Мы к обвинению в трусости Ивана еще вернемся в связи с чёртом. Что же до философа Смердякова, то ведь философия Смердякова есть по существу философия самого Ивана: сперва она только теория — «все позволено», а затем она уже теория, воплощенная в практику — в убийство. Мы даже вскоре убедимся, что под формулой «все позволено» скрывается у Достоевского не просто только философия вообще, а одна из крупнейших европейских философских систем. Пока же, читатель, удовольствуемся скромным результатом, что не только чёрт и Иван — одной философии, но и Смердяков и Иван — тоже одной философии, т. е. что философские воззрения чёрта и Смердякова совпадают.

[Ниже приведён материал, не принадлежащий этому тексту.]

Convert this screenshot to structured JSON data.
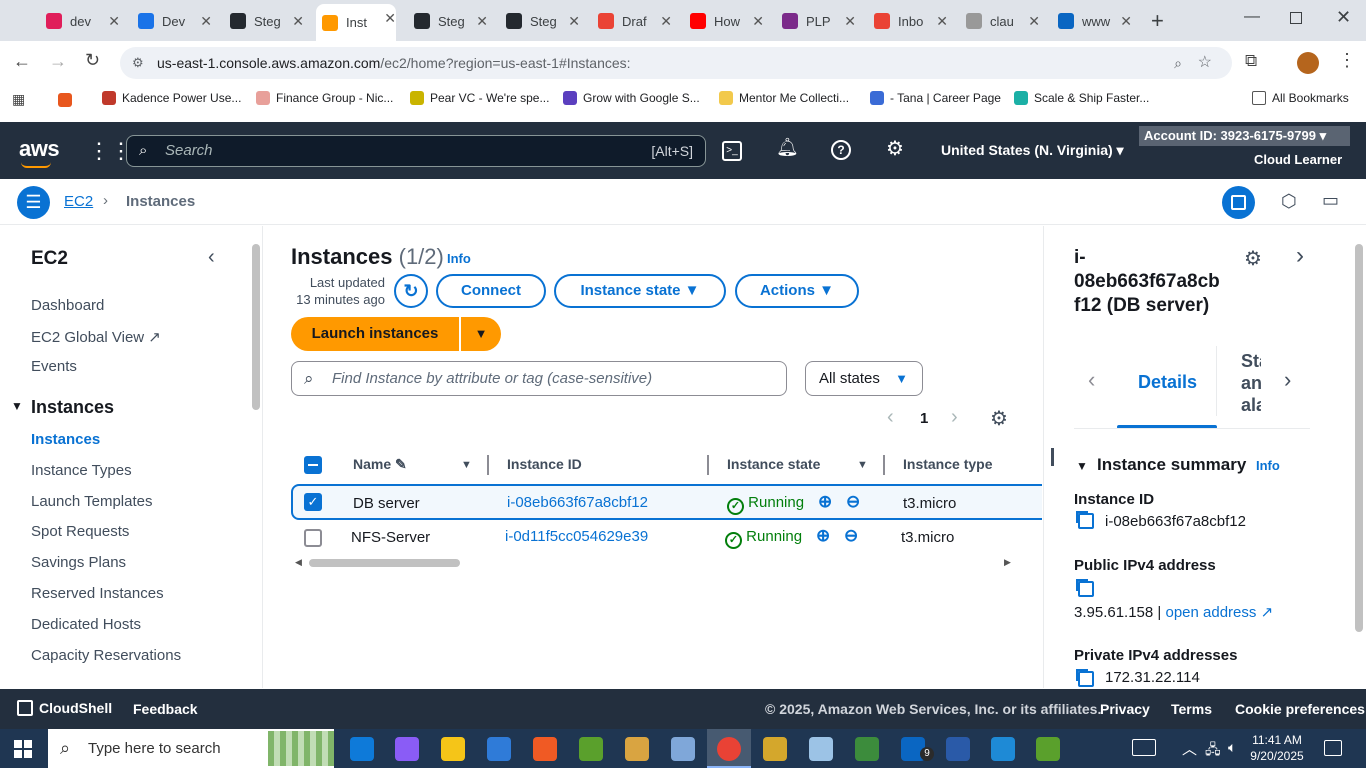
{
  "browser": {
    "tabs": [
      {
        "label": "dev",
        "color": "#e01e5a"
      },
      {
        "label": "Dev",
        "color": "#1a73e8"
      },
      {
        "label": "Steg",
        "color": "#24292f"
      },
      {
        "label": "Inst",
        "color": "#ff9900"
      },
      {
        "label": "Steg",
        "color": "#24292f"
      },
      {
        "label": "Steg",
        "color": "#24292f"
      },
      {
        "label": "Draf",
        "color": "#ea4335"
      },
      {
        "label": "How",
        "color": "#ff0000"
      },
      {
        "label": "PLP",
        "color": "#7b2a8a"
      },
      {
        "label": "Inbo",
        "color": "#ea4335"
      },
      {
        "label": "clau",
        "color": "#999999"
      },
      {
        "label": "www",
        "color": "#0a66c2"
      }
    ],
    "url_host": "us-east-1.console.aws.amazon.com",
    "url_path": "/ec2/home?region=us-east-1#Instances:",
    "bookmarks": [
      {
        "label": "Kadence Power Use...",
        "color": "#c0392b"
      },
      {
        "label": "Finance Group - Nic...",
        "color": "#e8a09a"
      },
      {
        "label": "Pear VC - We're spe...",
        "color": "#c9b400"
      },
      {
        "label": "Grow with Google S...",
        "color": "#5b3fbf"
      },
      {
        "label": "Mentor Me Collecti...",
        "color": "#f2c94c"
      },
      {
        "label": "- Tana | Career Page",
        "color": "#3a6bd6"
      },
      {
        "label": "Scale & Ship Faster...",
        "color": "#1bb0a6"
      }
    ],
    "all_bookmarks": "All Bookmarks"
  },
  "aws": {
    "logo": "aws",
    "search_placeholder": "Search",
    "search_shortcut": "[Alt+S]",
    "region": "United States (N. Virginia)",
    "account_id": "Account ID: 3923-6175-9799",
    "user": "Cloud Learner"
  },
  "breadcrumb": {
    "root": "EC2",
    "current": "Instances"
  },
  "sidebar": {
    "title": "EC2",
    "items": [
      "Dashboard",
      "EC2 Global View",
      "Events"
    ],
    "section": "Instances",
    "section_items": [
      "Instances",
      "Instance Types",
      "Launch Templates",
      "Spot Requests",
      "Savings Plans",
      "Reserved Instances",
      "Dedicated Hosts",
      "Capacity Reservations"
    ]
  },
  "main": {
    "title": "Instances",
    "count": "(1/2)",
    "info": "Info",
    "last_updated_1": "Last updated",
    "last_updated_2": "13 minutes ago",
    "connect": "Connect",
    "instance_state": "Instance state",
    "actions": "Actions",
    "launch": "Launch instances",
    "filter_placeholder": "Find Instance by attribute or tag (case-sensitive)",
    "states_filter": "All states",
    "page": "1",
    "columns": [
      "Name",
      "Instance ID",
      "Instance state",
      "Instance type"
    ],
    "rows": [
      {
        "name": "DB server",
        "id": "i-08eb663f67a8cbf12",
        "state": "Running",
        "type": "t3.micro",
        "selected": true
      },
      {
        "name": "NFS-Server",
        "id": "i-0d11f5cc054629e39",
        "state": "Running",
        "type": "t3.micro",
        "selected": false
      }
    ]
  },
  "panel": {
    "title_1": "i-",
    "title_2": "08eb663f67a8cb",
    "title_3": "f12 (DB server)",
    "tab_details": "Details",
    "tab_next_1": "Stat",
    "tab_next_2": "and",
    "tab_next_3": "alar",
    "summary": "Instance summary",
    "info": "Info",
    "instance_id_label": "Instance ID",
    "instance_id": "i-08eb663f67a8cbf12",
    "public_ip_label": "Public IPv4 address",
    "public_ip": "3.95.61.158",
    "open_address": "open address",
    "private_ip_label": "Private IPv4 addresses",
    "private_ip": "172.31.22.114"
  },
  "footer": {
    "cloudshell": "CloudShell",
    "feedback": "Feedback",
    "copyright": "© 2025, Amazon Web Services, Inc. or its affiliates.",
    "privacy": "Privacy",
    "terms": "Terms",
    "cookies": "Cookie preferences"
  },
  "taskbar": {
    "search_placeholder": "Type here to search",
    "time": "11:41 AM",
    "date": "9/20/2025",
    "badge": "9"
  }
}
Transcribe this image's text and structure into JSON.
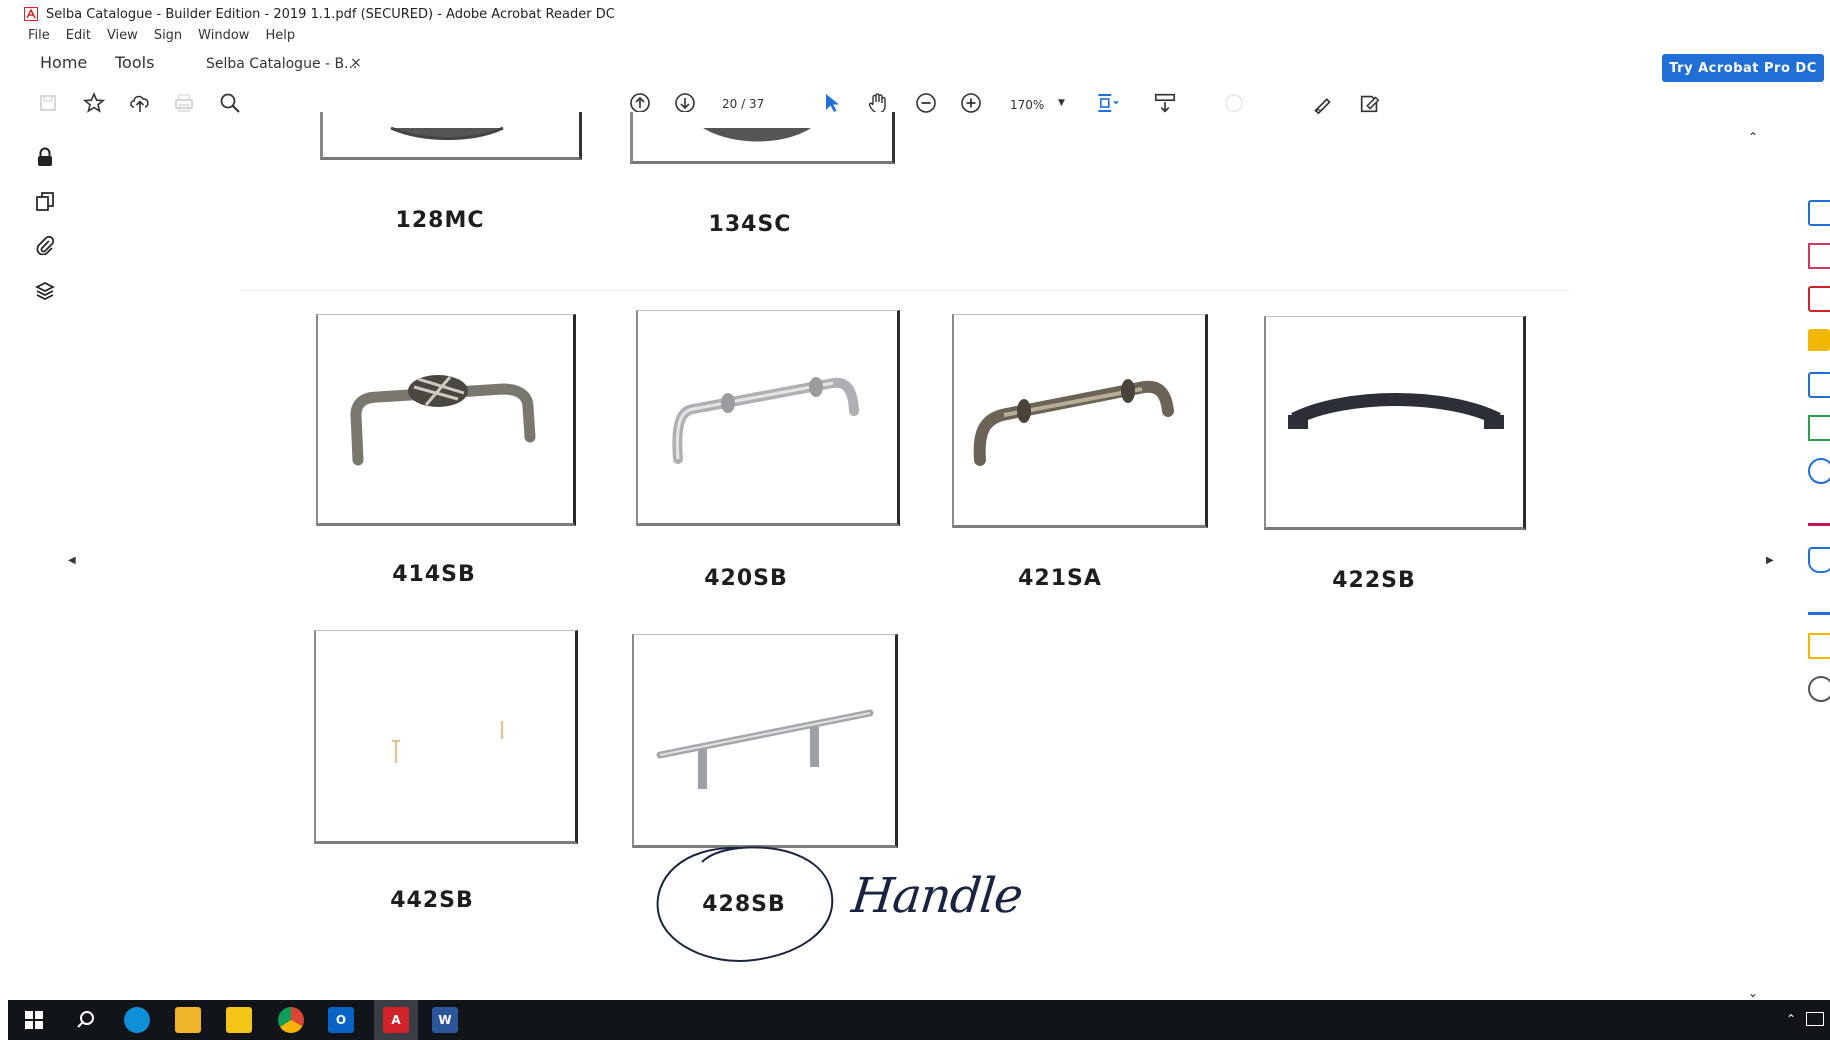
{
  "window": {
    "title": "Selba Catalogue - Builder Edition - 2019 1.1.pdf (SECURED) - Adobe Acrobat Reader DC"
  },
  "menu": [
    "File",
    "Edit",
    "View",
    "Sign",
    "Window",
    "Help"
  ],
  "tabs": {
    "home": "Home",
    "tools": "Tools",
    "document": "Selba Catalogue - B...",
    "close": "×"
  },
  "try_pro": "Try Acrobat Pro DC",
  "toolbar": {
    "page_current": "20",
    "page_total": "37",
    "page_display": "20  /  37",
    "zoom": "170%",
    "icons": [
      "save-icon",
      "bookmark-star-icon",
      "upload-cloud-icon",
      "print-icon",
      "search-zoom-icon",
      "page-up-icon",
      "page-down-icon",
      "select-cursor-icon",
      "hand-tool-icon",
      "zoom-out-icon",
      "zoom-in-icon",
      "fit-page-icon",
      "scroll-mode-icon",
      "share-icon",
      "fill-sign-icon",
      "edit-icon"
    ]
  },
  "products": {
    "row0": [
      "128MC",
      "134SC"
    ],
    "row1": [
      "414SB",
      "420SB",
      "421SA",
      "422SB"
    ],
    "row2": [
      "442SB",
      "428SB"
    ]
  },
  "annotation": {
    "handwritten": "Handle",
    "circled": "428SB"
  },
  "colors": {
    "accent": "#1f6fd6",
    "acrobat_red": "#d2232a",
    "taskbar": "#111418"
  }
}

Поэтому неудивительно, что для самого Ивана чёрт и Смердяков как бы сливаются воедино, уходят из действительности в галлюцинаторный, призрачный мир кошмара. Если чёрт — этот сон и призрак («Ты сон, ты призрак», — говорит в лицо чёрту Иван), то и Смердяков (как уже отметил читатель, после своего признания, что он, Смердяков, убил) кажется Ивану тоже сном и призраком: «Я боюсь, что ты сон, что ты призрак предо мной сидишь»4, — говорит Иван Смердякову.

Этот сон, этот призрак-Смердяков дразнит Ивана, мучает, издевается над ним точно так же, как дразнит, мучает и издевается над ним в кошмарном бреду чёрт. И если от чёрта не отвязаться, то и Смердяков намеревался, как думает Иван, всю жизнь мучить его и по тому же самому поводу, что и чёрт. Смердяков только ставит тему, дает наметку, а чёрт подхватывает и развивает ее, повторяя даже слова и доводы Смердякова.

И эта карикатура Ивана, этот Смердяков, который так глуп, которого Федор Павлович называл не иначе, как ослицей, прокурор — «слабоумным», а Иван — просто идиотом и дураком, вдруг оказался вовсе не так глуп: обдумал и осуществил он убийство мастерски.

«— Нет, ты не глуп, ты гораздо умней, чем я думал…»5 — восклицает Иван во время свидания.

(Или:

«— Ты не глуп <…> я прежде думал, что ты глуп».)

И, заметьте, это сказано Иваном непосредственно после слов: «Ну… ну, тебе значит сам чёрт помогал!».